此外，本論文也結合學習的機制，藉累積過去發生故障的歷史經驗，適切地調整故障現象與原因之間的權重值，產生與設備相關的專屬故障資訊，來得到更精確的診斷。當產生新的故障資訊時，更可透過更新知識庫的方式來使得診斷工作更符合設備之實際狀況，有效提高故障診斷的成效。

Traditional diagnosis methods mostly depend on people’s knowledge and experience, and that makes maintenance affected by people. Besides, it will increase the difficulty of designing a diagnosis system, because it’s tough to systemize people’s experience and professional knowledge.

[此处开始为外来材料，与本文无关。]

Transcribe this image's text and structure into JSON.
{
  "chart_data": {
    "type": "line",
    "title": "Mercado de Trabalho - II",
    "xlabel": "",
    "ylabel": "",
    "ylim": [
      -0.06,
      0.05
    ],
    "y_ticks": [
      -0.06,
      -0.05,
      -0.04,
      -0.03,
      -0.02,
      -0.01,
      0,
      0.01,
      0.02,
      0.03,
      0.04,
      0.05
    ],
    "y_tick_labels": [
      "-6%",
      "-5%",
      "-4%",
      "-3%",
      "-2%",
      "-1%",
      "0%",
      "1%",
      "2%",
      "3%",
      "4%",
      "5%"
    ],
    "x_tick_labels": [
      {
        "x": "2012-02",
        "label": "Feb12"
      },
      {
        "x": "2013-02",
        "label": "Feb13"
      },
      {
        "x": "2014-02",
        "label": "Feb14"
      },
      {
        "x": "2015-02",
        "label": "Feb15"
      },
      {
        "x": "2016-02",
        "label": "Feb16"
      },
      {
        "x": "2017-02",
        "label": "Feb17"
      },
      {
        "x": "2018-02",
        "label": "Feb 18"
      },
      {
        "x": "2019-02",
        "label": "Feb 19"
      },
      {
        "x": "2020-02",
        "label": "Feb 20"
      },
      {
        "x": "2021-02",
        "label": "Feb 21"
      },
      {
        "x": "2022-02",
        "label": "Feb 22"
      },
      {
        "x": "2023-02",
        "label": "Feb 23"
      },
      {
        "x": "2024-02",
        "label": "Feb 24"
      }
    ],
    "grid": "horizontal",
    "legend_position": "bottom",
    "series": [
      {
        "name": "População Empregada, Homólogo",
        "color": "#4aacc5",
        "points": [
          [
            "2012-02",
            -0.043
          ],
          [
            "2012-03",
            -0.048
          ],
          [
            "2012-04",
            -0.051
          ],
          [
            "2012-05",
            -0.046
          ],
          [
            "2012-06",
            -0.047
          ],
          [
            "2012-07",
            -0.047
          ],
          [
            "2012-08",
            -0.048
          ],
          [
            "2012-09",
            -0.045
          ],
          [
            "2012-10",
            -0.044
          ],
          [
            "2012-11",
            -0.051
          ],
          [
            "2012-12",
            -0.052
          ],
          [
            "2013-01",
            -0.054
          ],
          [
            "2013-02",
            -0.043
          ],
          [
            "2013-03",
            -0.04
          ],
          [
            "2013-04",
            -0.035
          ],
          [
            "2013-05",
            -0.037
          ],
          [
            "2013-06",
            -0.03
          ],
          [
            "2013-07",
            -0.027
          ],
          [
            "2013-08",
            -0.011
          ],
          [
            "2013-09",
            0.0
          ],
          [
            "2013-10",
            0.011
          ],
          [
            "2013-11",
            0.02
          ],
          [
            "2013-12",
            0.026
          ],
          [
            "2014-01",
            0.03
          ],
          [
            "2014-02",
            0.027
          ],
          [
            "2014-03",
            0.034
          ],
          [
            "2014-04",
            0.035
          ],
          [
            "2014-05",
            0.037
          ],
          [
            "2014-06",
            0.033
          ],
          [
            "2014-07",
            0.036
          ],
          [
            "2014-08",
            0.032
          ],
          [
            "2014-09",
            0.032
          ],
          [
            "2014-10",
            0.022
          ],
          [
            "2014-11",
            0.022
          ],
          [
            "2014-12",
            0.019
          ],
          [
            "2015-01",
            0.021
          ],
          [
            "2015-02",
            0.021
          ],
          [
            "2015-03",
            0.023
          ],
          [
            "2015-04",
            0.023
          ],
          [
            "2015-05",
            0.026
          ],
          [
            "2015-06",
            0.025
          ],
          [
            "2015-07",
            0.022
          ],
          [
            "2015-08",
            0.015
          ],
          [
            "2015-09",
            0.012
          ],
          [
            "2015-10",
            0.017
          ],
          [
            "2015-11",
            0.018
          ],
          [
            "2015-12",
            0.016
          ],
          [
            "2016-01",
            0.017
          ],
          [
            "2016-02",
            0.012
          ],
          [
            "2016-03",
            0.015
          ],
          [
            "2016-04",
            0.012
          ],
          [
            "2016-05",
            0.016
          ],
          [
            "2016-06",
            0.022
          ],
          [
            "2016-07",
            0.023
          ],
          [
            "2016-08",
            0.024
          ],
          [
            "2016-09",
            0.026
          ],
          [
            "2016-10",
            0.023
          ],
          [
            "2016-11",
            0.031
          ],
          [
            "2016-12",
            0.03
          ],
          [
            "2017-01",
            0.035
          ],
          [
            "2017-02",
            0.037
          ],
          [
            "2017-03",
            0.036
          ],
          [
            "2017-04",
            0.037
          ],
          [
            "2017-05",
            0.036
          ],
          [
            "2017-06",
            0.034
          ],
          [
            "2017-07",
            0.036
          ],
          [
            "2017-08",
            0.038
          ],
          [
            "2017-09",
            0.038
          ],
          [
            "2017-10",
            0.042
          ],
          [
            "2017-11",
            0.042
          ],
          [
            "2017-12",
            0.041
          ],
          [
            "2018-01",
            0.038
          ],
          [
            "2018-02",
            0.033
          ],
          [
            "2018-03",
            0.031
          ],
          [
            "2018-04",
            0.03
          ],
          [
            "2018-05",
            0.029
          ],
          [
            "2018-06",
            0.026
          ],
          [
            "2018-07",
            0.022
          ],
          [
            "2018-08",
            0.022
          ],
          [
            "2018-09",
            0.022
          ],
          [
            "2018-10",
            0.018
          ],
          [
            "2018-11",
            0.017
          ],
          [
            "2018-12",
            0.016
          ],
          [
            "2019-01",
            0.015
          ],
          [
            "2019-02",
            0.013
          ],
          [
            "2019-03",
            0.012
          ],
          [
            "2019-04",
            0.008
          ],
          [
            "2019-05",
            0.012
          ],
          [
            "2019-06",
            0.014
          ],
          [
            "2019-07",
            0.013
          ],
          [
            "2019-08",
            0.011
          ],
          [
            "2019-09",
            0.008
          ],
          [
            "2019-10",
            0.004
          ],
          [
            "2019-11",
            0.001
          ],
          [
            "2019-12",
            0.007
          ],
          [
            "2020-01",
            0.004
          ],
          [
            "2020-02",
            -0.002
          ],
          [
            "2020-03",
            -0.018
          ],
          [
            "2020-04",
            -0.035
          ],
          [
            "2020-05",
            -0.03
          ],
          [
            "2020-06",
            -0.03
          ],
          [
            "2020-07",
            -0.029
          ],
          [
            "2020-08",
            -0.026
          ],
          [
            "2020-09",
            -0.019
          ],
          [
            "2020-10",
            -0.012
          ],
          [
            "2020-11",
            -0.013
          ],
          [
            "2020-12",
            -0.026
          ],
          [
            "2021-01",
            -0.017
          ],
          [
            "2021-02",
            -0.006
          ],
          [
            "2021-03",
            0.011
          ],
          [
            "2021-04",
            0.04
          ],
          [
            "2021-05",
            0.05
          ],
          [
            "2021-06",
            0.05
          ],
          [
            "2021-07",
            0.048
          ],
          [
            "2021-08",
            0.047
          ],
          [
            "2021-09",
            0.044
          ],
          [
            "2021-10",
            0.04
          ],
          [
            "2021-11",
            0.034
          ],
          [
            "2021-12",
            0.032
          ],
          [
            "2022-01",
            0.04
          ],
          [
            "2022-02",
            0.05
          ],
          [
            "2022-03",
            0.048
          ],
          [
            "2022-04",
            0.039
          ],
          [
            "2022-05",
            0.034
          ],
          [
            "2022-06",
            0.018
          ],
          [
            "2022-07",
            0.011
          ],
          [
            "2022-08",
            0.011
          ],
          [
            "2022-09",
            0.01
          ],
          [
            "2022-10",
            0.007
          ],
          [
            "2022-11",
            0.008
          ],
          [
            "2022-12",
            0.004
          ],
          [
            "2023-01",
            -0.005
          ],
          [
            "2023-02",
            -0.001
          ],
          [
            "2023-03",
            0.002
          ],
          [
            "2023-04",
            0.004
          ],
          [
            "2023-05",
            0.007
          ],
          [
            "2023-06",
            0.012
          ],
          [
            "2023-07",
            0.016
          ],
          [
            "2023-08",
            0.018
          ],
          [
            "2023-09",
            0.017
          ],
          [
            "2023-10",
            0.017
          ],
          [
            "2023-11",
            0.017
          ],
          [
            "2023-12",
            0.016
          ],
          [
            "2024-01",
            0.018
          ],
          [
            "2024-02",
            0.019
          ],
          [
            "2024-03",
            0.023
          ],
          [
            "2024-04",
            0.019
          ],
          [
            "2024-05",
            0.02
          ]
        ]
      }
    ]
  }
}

In this thesis, we propose an ontology-based diagnosis architecture and provide more efficient and precise diagnosis information by use of logic inference. We describe how to design ontologies representing relevant knowledge about a domain, a task, and a problem-solving method. In addition, an ontology linker and an ontology adapter are used for connecting ontologies to reduce the interdependence among ontologies and to increase reusability. We also explore the relationship between symptoms and causes and finish a diagnosis task by setting weight and applying logic inference.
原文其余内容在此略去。